The association of sodium (Na) and potassium (K) intake with blood pressure (BP) is an ongoing debate, especially in central Iran. We aimed to examine the mean Na and K intake, major sources of Na and the relationship between BP and dietary and urinary Na and K.
This cross-sectional study was performed in central Iran in 2013-2014. A total of 796 non-hypertensive adults aged >18 years were randomly recruited. The semi-quantitative food frequency questionnaire was used to assess dietary Na and K intake. Moreover, 24-hour urine samples were collected to measure 24-hour urinary Na (UNa) and K (UK) as biomarkers. BP was measured twice on each arm using a standard protocol.

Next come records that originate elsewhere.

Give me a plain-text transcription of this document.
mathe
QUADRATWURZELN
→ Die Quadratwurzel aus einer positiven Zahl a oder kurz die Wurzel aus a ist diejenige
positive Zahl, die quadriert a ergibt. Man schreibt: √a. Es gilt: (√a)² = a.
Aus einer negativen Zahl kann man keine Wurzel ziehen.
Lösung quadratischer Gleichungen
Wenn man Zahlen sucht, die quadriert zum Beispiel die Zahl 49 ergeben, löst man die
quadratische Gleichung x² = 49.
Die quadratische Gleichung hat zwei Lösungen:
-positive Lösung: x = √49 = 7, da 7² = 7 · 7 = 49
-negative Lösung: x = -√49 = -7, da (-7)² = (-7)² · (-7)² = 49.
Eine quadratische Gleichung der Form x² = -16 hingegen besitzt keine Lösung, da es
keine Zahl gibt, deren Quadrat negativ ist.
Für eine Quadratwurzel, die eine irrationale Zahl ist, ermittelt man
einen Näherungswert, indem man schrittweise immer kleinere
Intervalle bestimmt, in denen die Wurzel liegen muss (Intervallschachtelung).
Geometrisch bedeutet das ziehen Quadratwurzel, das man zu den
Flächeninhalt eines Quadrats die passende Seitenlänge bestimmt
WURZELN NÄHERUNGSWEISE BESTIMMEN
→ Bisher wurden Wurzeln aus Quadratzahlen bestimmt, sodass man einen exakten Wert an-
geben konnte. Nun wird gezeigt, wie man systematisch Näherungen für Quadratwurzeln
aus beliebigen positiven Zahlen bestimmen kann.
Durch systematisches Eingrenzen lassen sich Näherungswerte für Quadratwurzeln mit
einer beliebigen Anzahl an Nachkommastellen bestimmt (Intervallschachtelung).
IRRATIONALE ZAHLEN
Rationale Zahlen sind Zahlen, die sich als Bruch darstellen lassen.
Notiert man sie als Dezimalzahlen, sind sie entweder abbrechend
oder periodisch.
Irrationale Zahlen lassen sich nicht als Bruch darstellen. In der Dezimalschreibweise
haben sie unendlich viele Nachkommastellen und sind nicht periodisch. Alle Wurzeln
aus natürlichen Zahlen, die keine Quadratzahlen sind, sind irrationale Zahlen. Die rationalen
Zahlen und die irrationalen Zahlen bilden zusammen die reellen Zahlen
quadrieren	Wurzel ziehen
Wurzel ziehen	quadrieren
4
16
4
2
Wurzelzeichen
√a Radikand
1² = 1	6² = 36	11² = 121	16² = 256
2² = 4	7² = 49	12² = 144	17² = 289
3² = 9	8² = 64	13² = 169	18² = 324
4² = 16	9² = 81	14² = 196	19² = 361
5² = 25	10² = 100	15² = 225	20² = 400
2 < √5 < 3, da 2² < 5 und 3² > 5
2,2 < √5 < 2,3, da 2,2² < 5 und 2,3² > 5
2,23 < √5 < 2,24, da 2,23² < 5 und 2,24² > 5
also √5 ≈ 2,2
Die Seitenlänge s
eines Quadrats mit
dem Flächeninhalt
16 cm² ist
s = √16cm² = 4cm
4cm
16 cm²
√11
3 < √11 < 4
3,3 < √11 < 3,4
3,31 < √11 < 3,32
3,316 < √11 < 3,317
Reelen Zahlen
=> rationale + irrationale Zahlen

The mean Na and K intake were 4309.6 ± 1344.4 and 2732.7 ± 1050.5 mg/day, respectively. Table and cooking salt were the main sources of Na. Odds ratio (OR) (95% confidence interval (CI)) of the crude model in the highest quartile of UNa indicated a significant association with the higher risk of prehypertension (OR (95% CI): 2.09 (1.09-4.05); P for trend = 0.007). After adjustment for potential confounders, prehypertension was significantly associated with increasing dietary Na/K ratio (OR (95% CI): 1.28 (1.01-1.57); P for trend = 0.046) and UNa/UK ratio (OR (95% CI): 2.15(1.08-4.55); P for trend = 0.029).
Increasing dietary and urinary Na/K ratios and UNa were associated with elevated BP and prehypertension occurrence. These findings support the necessity of developing a salt reduction programme in our country.
钠(Na)和钾(K)摄入量与血压(BP)之间的关联一直存在争议,尤其是在伊朗中部地区。我们旨在研究钠和钾的平均摄入量、钠的主要来源以及血压与膳食和尿钠、钾之间的关系。
这项横断面研究于2013 - 2014年在伊朗中部进行。共随机招募了796名年龄大于18岁的非高血压成年人。采用半定量食物频率问卷评估膳食钠和钾的摄入量。此外,收集24小时尿液样本以测量24小时尿钠(UNa)和钾(UK)作为生物标志物。使用标准方案在每个手臂上测量两次血压。
钠和钾的平均摄入量分别为4309.6±1344.4和2732.7±1050.5毫克/天。餐桌盐和烹饪盐是钠的主要来源。在最高四分位数的尿钠中,粗模型的优势比(OR)(95%置信区间(CI))表明与高血压前期风险较高显著相关(OR(95%CI):2.09(1.09 - 4.05);趋势P值 = 0.007)。在调整潜在混杂因素后,高血压前期与膳食钠/钾比值增加(OR(95%CI):1.28(1.01 - 1.57);趋势P值 = 0.046)和尿钠/尿钾比值(OR(95%CI):2.15(1.08 - 4.55);趋势P值 = 0.029)显著相关。
膳食和尿钠/钾比值以及尿钠增加与血压升高和高血压前期的发生有关。这些发现支持在我国开展减盐计划的必要性。